I’m really beginning to think I should get a sign that says: Chablis’ Home for Wayward Animals.
I had an eviction to do yesterday morning and had to meet the sheriff at 8am to let him know that the people hadn’t left the apartment yet and that I’d need him to come toss them out. He was supposed to meet me here at 3:30, but as it often goes with all things law enforcement, he didn’t get here until almost 6pm. No big deal though really. The evictees had packed up and left during the day, so at least I was somewhat sure there wouldn’t be a fight getting them out.

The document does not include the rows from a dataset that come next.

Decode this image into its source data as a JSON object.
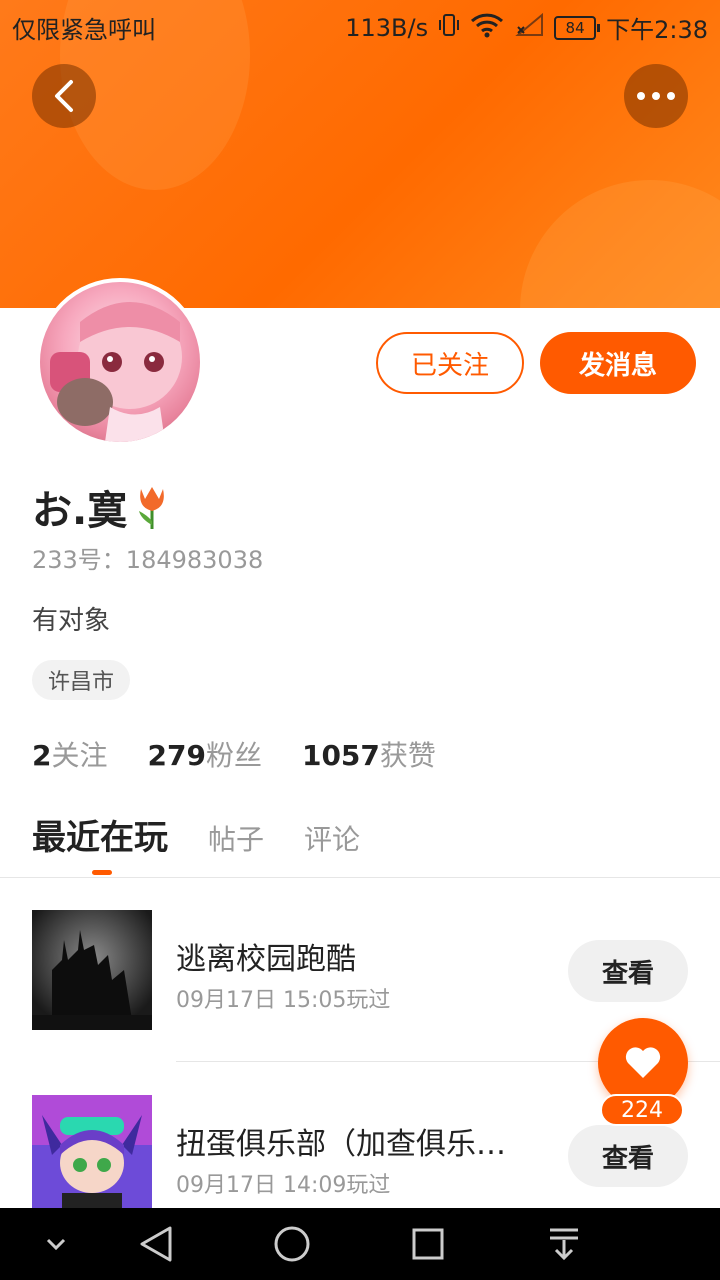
{
  "status_bar": {
    "carrier_text": "仅限紧急呼叫",
    "net_speed": "113B/s",
    "battery": "84",
    "time": "下午2:38"
  },
  "profile": {
    "username": "お.寞",
    "id_line": "233号：184983038",
    "bio": "有对象",
    "location": "许昌市",
    "follow_label": "已关注",
    "message_label": "发消息"
  },
  "stats": {
    "following_count": "2",
    "following_label": "关注",
    "fans_count": "279",
    "fans_label": "粉丝",
    "likes_count": "1057",
    "likes_label": "获赞"
  },
  "tabs": [
    {
      "label": "最近在玩",
      "active": true
    },
    {
      "label": "帖子",
      "active": false
    },
    {
      "label": "评论",
      "active": false
    }
  ],
  "games": [
    {
      "title": "逃离校园跑酷",
      "played": "09月17日 15:05玩过",
      "button": "查看"
    },
    {
      "title": "扭蛋俱乐部（加查俱乐…",
      "played": "09月17日 14:09玩过",
      "button": "查看"
    }
  ],
  "like_fab": {
    "count": "224"
  },
  "colors": {
    "accent": "#ff5a00",
    "banner": "#ff7a1a"
  }
}
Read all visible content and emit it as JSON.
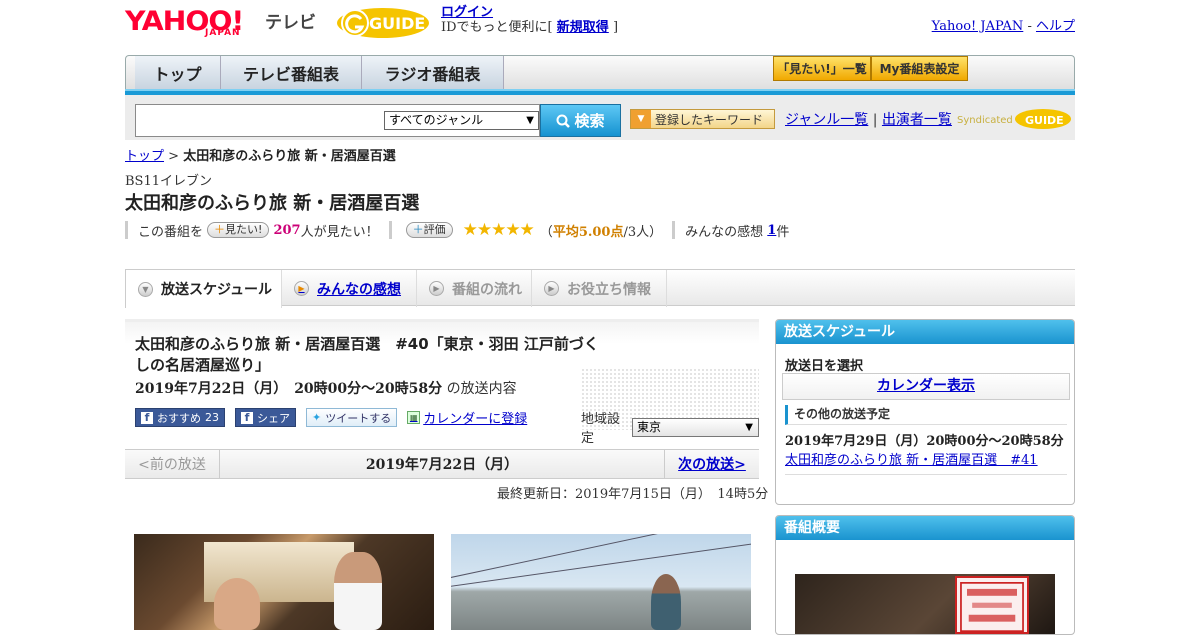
{
  "header": {
    "logo": "YAHOO!",
    "logo_sub": "JAPAN",
    "service": "テレビ",
    "login_link": "ログイン",
    "login_text_before": "IDでもっと便利に[",
    "register_link": "新規取得",
    "login_text_after": "]",
    "yahoo_japan_link": "Yahoo! JAPAN",
    "separator": "-",
    "help_link": "ヘルプ"
  },
  "nav": {
    "tabs": [
      "トップ",
      "テレビ番組表",
      "ラジオ番組表"
    ],
    "want_list_button": "「見たい!」一覧",
    "my_schedule_button": "My番組表設定"
  },
  "search": {
    "input_value": "",
    "genre_select": "すべてのジャンル",
    "search_button": "検索",
    "keyword_button": "登録したキーワード",
    "genre_list_link": "ジャンル一覧",
    "link_separator": "|",
    "performers_link": "出演者一覧",
    "syndicated_text": "Syndicated"
  },
  "breadcrumb": {
    "top": "トップ",
    "separator": ">",
    "current": "太田和彦のふらり旅 新・居酒屋百選"
  },
  "program": {
    "channel": "BS11イレブン",
    "title": "太田和彦のふらり旅 新・居酒屋百選",
    "want_prefix": "この番組を",
    "want_button": "見たい!",
    "want_count": "207",
    "want_suffix": "人が見たい！",
    "rating_button": "評価",
    "stars": "★★★★★",
    "rating_paren_open": "（",
    "rating_avg": "平均5.00点",
    "rating_count": "/3人）",
    "reviews_label": "みんなの感想",
    "reviews_count": "1",
    "reviews_suffix": "件"
  },
  "content_tabs": [
    {
      "label": "放送スケジュール",
      "state": "active"
    },
    {
      "label": "みんなの感想",
      "state": "link"
    },
    {
      "label": "番組の流れ",
      "state": "disabled"
    },
    {
      "label": "お役立ち情報",
      "state": "disabled"
    }
  ],
  "episode": {
    "title": "太田和彦のふらり旅 新・居酒屋百選　#40「東京・羽田 江戸前づくしの名居酒屋巡り」",
    "datetime": "2019年7月22日（月）　20時00分～20時58分",
    "datetime_suffix": "の放送内容",
    "fb_recommend_label": "おすすめ",
    "fb_recommend_count": "23",
    "fb_share_label": "シェア",
    "tweet_label": "ツイートする",
    "calendar_label": "カレンダーに登録",
    "area_label": "地域設定",
    "area_value": "東京"
  },
  "pager": {
    "prev": "<前の放送",
    "current": "2019年7月22日（月）",
    "next": "次の放送>"
  },
  "last_updated": "最終更新日：2019年7月15日（月）　14時5分",
  "sidebar": {
    "schedule": {
      "heading": "放送スケジュール",
      "select_date": "放送日を選択",
      "calendar_button": "カレンダー表示",
      "other_heading": "その他の放送予定",
      "next_datetime": "2019年7月29日（月）20時00分～20時58分",
      "next_title": "太田和彦のふらり旅 新・居酒屋百選　#41"
    },
    "summary": {
      "heading": "番組概要"
    }
  },
  "colors": {
    "accent_blue": "#1a93cf",
    "yahoo_red": "#ff0033",
    "star_gold": "#f2b600",
    "link": "#0000cc"
  }
}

I knew to expect a mess when I got in there because that’s the type of people these clowns turned out to be. We entered and the sheriff commented that the place was clean compared to when he entered it two weeks ago to serve them the court papers. My maintenance guy, M, was changing the lock while the sheriff and I dealt with the paperwork.

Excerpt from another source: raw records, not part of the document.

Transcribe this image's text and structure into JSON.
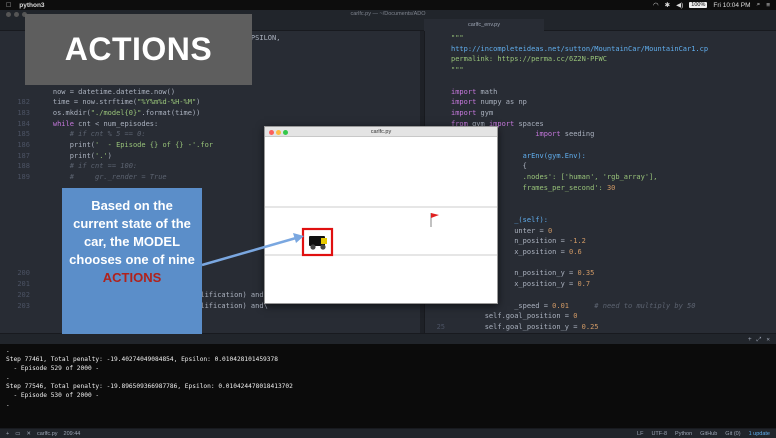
{
  "menubar": {
    "apple": "",
    "app_name": "python3",
    "battery": "100%",
    "clock": "Fri 10:04 PM"
  },
  "editor": {
    "window_title": "carlfc.py — ~/Documents/ADO",
    "left_tab": "",
    "right_tab": "carlfc_env.py",
    "left_lines": [
      {
        "n": "",
        "segs": [
          {
            "t": "                                     EPSILON, MIN_EPSILON,",
            "c": ""
          }
        ]
      },
      {
        "n": "",
        "segs": [
          {
            "t": "",
            "c": ""
          }
        ]
      },
      {
        "n": "",
        "segs": [
          {
            "t": "",
            "c": ""
          }
        ]
      },
      {
        "n": "",
        "segs": [
          {
            "t": "",
            "c": ""
          }
        ]
      },
      {
        "n": "",
        "segs": [
          {
            "t": "",
            "c": ""
          }
        ]
      },
      {
        "n": "",
        "segs": [
          {
            "t": "    now = datetime.datetime.now()",
            "c": ""
          }
        ]
      },
      {
        "n": "182",
        "segs": [
          {
            "t": "    time = now.strftime(",
            "c": ""
          },
          {
            "t": "\"%Y%m%d-%H-%M\"",
            "c": "str"
          },
          {
            "t": ")",
            "c": ""
          }
        ]
      },
      {
        "n": "183",
        "segs": [
          {
            "t": "    os.mkdir(",
            "c": ""
          },
          {
            "t": "\"./model{0}\"",
            "c": "str"
          },
          {
            "t": ".format(time))",
            "c": ""
          }
        ]
      },
      {
        "n": "184",
        "segs": [
          {
            "t": "    ",
            "c": ""
          },
          {
            "t": "while",
            "c": "kw"
          },
          {
            "t": " cnt < num_episodes:",
            "c": ""
          }
        ]
      },
      {
        "n": "185",
        "segs": [
          {
            "t": "        # if cnt % 5 == 0:",
            "c": "cm"
          }
        ]
      },
      {
        "n": "186",
        "segs": [
          {
            "t": "        print(",
            "c": ""
          },
          {
            "t": "'  - Episode {} of {} -'.for",
            "c": "str"
          }
        ]
      },
      {
        "n": "187",
        "segs": [
          {
            "t": "        print(",
            "c": ""
          },
          {
            "t": "'.'",
            "c": "str"
          },
          {
            "t": ")",
            "c": ""
          }
        ]
      },
      {
        "n": "188",
        "segs": [
          {
            "t": "        # if cnt == 100:",
            "c": "cm"
          }
        ]
      },
      {
        "n": "189",
        "segs": [
          {
            "t": "        #     gr._render = True",
            "c": "cm"
          }
        ]
      },
      {
        "n": "",
        "segs": [
          {
            "t": "",
            "c": ""
          }
        ]
      },
      {
        "n": "",
        "segs": [
          {
            "t": "",
            "c": ""
          }
        ]
      },
      {
        "n": "",
        "segs": [
          {
            "t": "                      ore[cnt])",
            "c": "cm"
          }
        ]
      },
      {
        "n": "",
        "segs": [
          {
            "t": "",
            "c": ""
          }
        ]
      },
      {
        "n": "",
        "segs": [
          {
            "t": "                      tore[cnt] > qu",
            "c": ""
          }
        ]
      },
      {
        "n": "",
        "segs": [
          {
            "t": "                      tore[cnt-1] > ",
            "c": ""
          }
        ]
      },
      {
        "n": "",
        "segs": [
          {
            "t": "                      tore[cnt-2] > ",
            "c": ""
          }
        ]
      },
      {
        "n": "",
        "segs": [
          {
            "t": "                      tore[cnt-3] > ",
            "c": ""
          }
        ]
      },
      {
        "n": "200",
        "segs": [
          {
            "t": "                      tore[cnt-4] > ",
            "c": ""
          }
        ]
      },
      {
        "n": "201",
        "segs": [
          {
            "t": "                      tore[cnt-5] > ",
            "c": ""
          }
        ]
      },
      {
        "n": "202",
        "segs": [
          {
            "t": "                      tore[cnt-6] > qualification) and\\",
            "c": ""
          }
        ]
      },
      {
        "n": "203",
        "segs": [
          {
            "t": "                      tore[cnt-7] > qualification) and\\",
            "c": ""
          }
        ]
      }
    ],
    "right_lines": [
      {
        "n": "",
        "segs": [
          {
            "t": "\"\"\"",
            "c": "str"
          }
        ]
      },
      {
        "n": "",
        "segs": [
          {
            "t": "http://incompleteideas.net/sutton/MountainCar/MountainCar1.cp",
            "c": "url"
          }
        ]
      },
      {
        "n": "",
        "segs": [
          {
            "t": "permalink: https://perma.cc/6Z2N-PFWC",
            "c": "str"
          }
        ]
      },
      {
        "n": "",
        "segs": [
          {
            "t": "\"\"\"",
            "c": "str"
          }
        ]
      },
      {
        "n": "",
        "segs": [
          {
            "t": "",
            "c": ""
          }
        ]
      },
      {
        "n": "",
        "segs": [
          {
            "t": "import",
            "c": "kw"
          },
          {
            "t": " math",
            "c": ""
          }
        ]
      },
      {
        "n": "",
        "segs": [
          {
            "t": "import",
            "c": "kw"
          },
          {
            "t": " numpy as np",
            "c": ""
          }
        ]
      },
      {
        "n": "",
        "segs": [
          {
            "t": "import",
            "c": "kw"
          },
          {
            "t": " gym",
            "c": ""
          }
        ]
      },
      {
        "n": "",
        "segs": [
          {
            "t": "from",
            "c": "kw"
          },
          {
            "t": " gym ",
            "c": ""
          },
          {
            "t": "import",
            "c": "kw"
          },
          {
            "t": " spaces",
            "c": ""
          }
        ]
      },
      {
        "n": "",
        "segs": [
          {
            "t": "                    import",
            "c": "kw"
          },
          {
            "t": " seeding",
            "c": ""
          }
        ]
      },
      {
        "n": "",
        "segs": [
          {
            "t": "",
            "c": ""
          }
        ]
      },
      {
        "n": "",
        "segs": [
          {
            "t": "                 arEnv(gym.Env):",
            "c": "fn"
          }
        ]
      },
      {
        "n": "",
        "segs": [
          {
            "t": "                 {",
            "c": ""
          }
        ]
      },
      {
        "n": "",
        "segs": [
          {
            "t": "                 .nodes': ['human', 'rgb_array'],",
            "c": "str"
          }
        ]
      },
      {
        "n": "",
        "segs": [
          {
            "t": "                 frames_per_second': ",
            "c": "str"
          },
          {
            "t": "30",
            "c": "num"
          }
        ]
      },
      {
        "n": "",
        "segs": [
          {
            "t": "",
            "c": ""
          }
        ]
      },
      {
        "n": "",
        "segs": [
          {
            "t": "",
            "c": ""
          }
        ]
      },
      {
        "n": "",
        "segs": [
          {
            "t": "               _(self):",
            "c": "fn"
          }
        ]
      },
      {
        "n": "",
        "segs": [
          {
            "t": "               unter = ",
            "c": ""
          },
          {
            "t": "0",
            "c": "num"
          }
        ]
      },
      {
        "n": "",
        "segs": [
          {
            "t": "               n_position = ",
            "c": ""
          },
          {
            "t": "-1.2",
            "c": "num"
          }
        ]
      },
      {
        "n": "",
        "segs": [
          {
            "t": "               x_position = ",
            "c": ""
          },
          {
            "t": "0.6",
            "c": "num"
          }
        ]
      },
      {
        "n": "",
        "segs": [
          {
            "t": "",
            "c": ""
          }
        ]
      },
      {
        "n": "",
        "segs": [
          {
            "t": "               n_position_y = ",
            "c": ""
          },
          {
            "t": "0.35",
            "c": "num"
          }
        ]
      },
      {
        "n": "",
        "segs": [
          {
            "t": "               x_position_y = ",
            "c": ""
          },
          {
            "t": "0.7",
            "c": "num"
          }
        ]
      },
      {
        "n": "",
        "segs": [
          {
            "t": "",
            "c": ""
          }
        ]
      },
      {
        "n": "",
        "segs": [
          {
            "t": "               _speed = ",
            "c": ""
          },
          {
            "t": "0.01",
            "c": "num"
          },
          {
            "t": "      # need to multiply by 50",
            "c": "cm"
          }
        ]
      },
      {
        "n": "",
        "segs": [
          {
            "t": "        self.goal_position = ",
            "c": ""
          },
          {
            "t": "0",
            "c": "num"
          }
        ]
      },
      {
        "n": "25",
        "segs": [
          {
            "t": "        self.goal_position_y = ",
            "c": ""
          },
          {
            "t": "0.25",
            "c": "num"
          }
        ]
      }
    ]
  },
  "banner": {
    "title": "ACTIONS"
  },
  "game_window": {
    "title": "carlfc.py"
  },
  "callout": {
    "text": "Based on the current state of the car, the MODEL chooses one of nine",
    "highlight": "ACTIONS",
    "highlight_color": "#b0221c",
    "box_color": "#5b8ec9"
  },
  "terminal": {
    "lines": [
      ".",
      "Step 77461, Total penalty: -19.40274049084854, Epsilon: 0.010428101459378",
      "  - Episode 529 of 2000 -",
      ".",
      "Step 77546, Total penalty: -19.896509366987786, Epsilon: 0.010424478018413702",
      "  - Episode 530 of 2000 -",
      "."
    ]
  },
  "statusbar": {
    "file": "carlfc.py",
    "position": "209:44",
    "line_ending": "LF",
    "encoding": "UTF-8",
    "grammar": "Python",
    "github": "GitHub",
    "git": "Git (0)",
    "update": "1 update"
  }
}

Then out of NOWHERE, something dive-bombed his head. THEN, a whole bunch of things dive-bombed his head.
We both ducked. I started to run for the door while he put his hand on his gun. I was halfway through the kitchen before my brain processed what I saw.
Para-fucking-keets. FOUR parakeets to be exact. All flying around loose.
Not only did the fucking bitch that lived there take all of the contents from her fridge and freezer and dump it on the floor for it to melt and rot in the summer heat…not only did she leave dirty diapers and shit encrusted diaper wipes all over the place…not only did she RIP shelves off the wall leaving large holes instead of unscrewing them…not only did she leave behind SERIOUS damage to an apartment that was remodeled (complete with HARDWOOD FLOORS) less than 6 months ago…but that silly fucking bitch also left 4 parakeets flying around loose to shit EVERYWHERE.
M came in to see what all the commotion was and his chin dropped. He stood there for a minute, looked at me and said, “You take two, I’ll take two?”. All I could do was nod. The irresponsibility of people simply leaves me speechless sometimes.
The sheriff offered to call animal control, which made me giggle a little. If I can handle the mess left behind by human animals, I surely can handle a few parakeets. It just pisses me off when I see how easily people can discard their pets when they become inconvenient.
Anyways, meet the new additions to the menagerie.


They will be joining:
Arwen, Cockatiel Princess of Light and Goodness

And Hedwig, the Lovebird of DOOM

M’s girlfriend isn’t too keen on birds, so I may end up with the other two that he took, but we’re hoping she’ll come around.